Will raise an exception if the POST fails.

Return type:

None

Notes

This function requires authentication with GBIF. Use the load_configuration function from the authenticate module to do this.

gbif_registrar._utilities._post_new_metadata_document(local_dataset_id, gbif_dataset_uuid)

Posts a new metadata document to GBIF.

Parameters:
  • local_dataset_id (str) – The identifier of the dataset in the EDI repository.

  • gbif_dataset_uuid (str) – The registration identifier assigned by GBIF to the local dataset group.

Returns:

Will raise an exception if the POST fails.

Return type:

None

Notes

This function requires authentication with GBIF. Use the load_configuration function from the authenticate module to do this.

gbif_registrar._utilities._read_gbif_dataset_metadata(gbif_dataset_uuid)

Reads the metadata of a GBIF dataset.

Parameters:

gbif_dataset_uuid (str) – The registration identifier assigned by GBIF to the local dataset.

Returns:

A dictionary containing the metadata of the GBIF dataset.

Return type:

dict

Notes

This is high-level metadata, not the full EML document.
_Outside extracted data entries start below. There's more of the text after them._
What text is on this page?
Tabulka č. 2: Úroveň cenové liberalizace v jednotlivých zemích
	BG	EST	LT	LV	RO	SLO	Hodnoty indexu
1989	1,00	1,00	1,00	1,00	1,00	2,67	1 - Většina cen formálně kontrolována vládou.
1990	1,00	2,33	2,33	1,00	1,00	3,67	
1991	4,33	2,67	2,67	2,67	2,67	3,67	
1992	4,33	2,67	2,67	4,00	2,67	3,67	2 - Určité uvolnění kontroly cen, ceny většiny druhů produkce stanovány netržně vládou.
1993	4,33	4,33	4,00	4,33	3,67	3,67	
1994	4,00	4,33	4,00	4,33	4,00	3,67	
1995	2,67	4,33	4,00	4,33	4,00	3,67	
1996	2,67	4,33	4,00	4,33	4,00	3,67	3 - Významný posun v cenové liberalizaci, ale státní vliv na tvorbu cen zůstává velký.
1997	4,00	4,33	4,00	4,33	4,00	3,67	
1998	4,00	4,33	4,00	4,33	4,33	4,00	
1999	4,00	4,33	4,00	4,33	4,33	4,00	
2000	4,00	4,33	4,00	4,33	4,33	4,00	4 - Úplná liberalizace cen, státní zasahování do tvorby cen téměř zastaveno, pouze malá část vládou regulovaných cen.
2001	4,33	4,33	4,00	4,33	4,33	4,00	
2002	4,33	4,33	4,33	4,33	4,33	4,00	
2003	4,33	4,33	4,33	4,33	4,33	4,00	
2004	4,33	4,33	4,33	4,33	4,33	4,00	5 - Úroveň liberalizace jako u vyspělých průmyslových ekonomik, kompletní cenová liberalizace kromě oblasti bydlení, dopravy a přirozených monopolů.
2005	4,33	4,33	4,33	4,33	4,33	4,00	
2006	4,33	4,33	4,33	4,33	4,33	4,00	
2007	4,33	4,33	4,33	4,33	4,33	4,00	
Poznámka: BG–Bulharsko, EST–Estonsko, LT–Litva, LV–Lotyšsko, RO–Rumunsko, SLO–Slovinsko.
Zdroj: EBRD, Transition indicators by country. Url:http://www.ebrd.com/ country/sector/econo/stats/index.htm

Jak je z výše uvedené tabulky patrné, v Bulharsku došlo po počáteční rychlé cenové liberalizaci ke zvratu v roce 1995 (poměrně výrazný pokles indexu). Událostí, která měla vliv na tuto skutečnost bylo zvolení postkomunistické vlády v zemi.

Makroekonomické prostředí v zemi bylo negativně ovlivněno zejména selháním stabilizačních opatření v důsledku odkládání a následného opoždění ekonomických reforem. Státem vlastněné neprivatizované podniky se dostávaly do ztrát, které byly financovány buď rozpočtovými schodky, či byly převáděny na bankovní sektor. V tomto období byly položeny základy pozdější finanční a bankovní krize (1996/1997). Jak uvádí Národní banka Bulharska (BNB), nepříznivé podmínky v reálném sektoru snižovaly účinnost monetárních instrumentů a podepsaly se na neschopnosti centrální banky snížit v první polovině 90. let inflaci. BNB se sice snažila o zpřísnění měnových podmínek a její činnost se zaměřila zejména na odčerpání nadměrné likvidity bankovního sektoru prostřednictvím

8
This function requires authentication with GBIF. Use the load_configuration function from the authenticate module to do this.

gbif_registrar._utilities._read_local_dataset_metadata(local_dataset_id)

Reads the metadata document for a local dataset.

Parameters:

local_dataset_id (str) – The identifier of the dataset in the EDI repository.

Returns:

The metadata document for the local dataset in XML format.

Return type:

str

Notes

This function requires authentication with GBIF. Use the load_configuration function from the authenticate module to do this.

gbif_registrar._utilities._read_registrations_file(registrations_file)

Returns the registrations file as a Pandas dataframe.

Parameters:

registrations_file (str) – Path of the registrations file.

Returns:

The registrations file as a Pandas dataframe.

Return type:

DataFrame

gbif_registrar._utilities._request_gbif_dataset_uuid()

Requests a GBIF dataset UUID value from GBIF.

Returns:

The GBIF dataset UUID value. This is the UUID assigned by GBIF to the local dataset group.

Return type:

str

Notes

This function requires authentication with GBIF. Use the load_configuration function from the authenticate module to do this.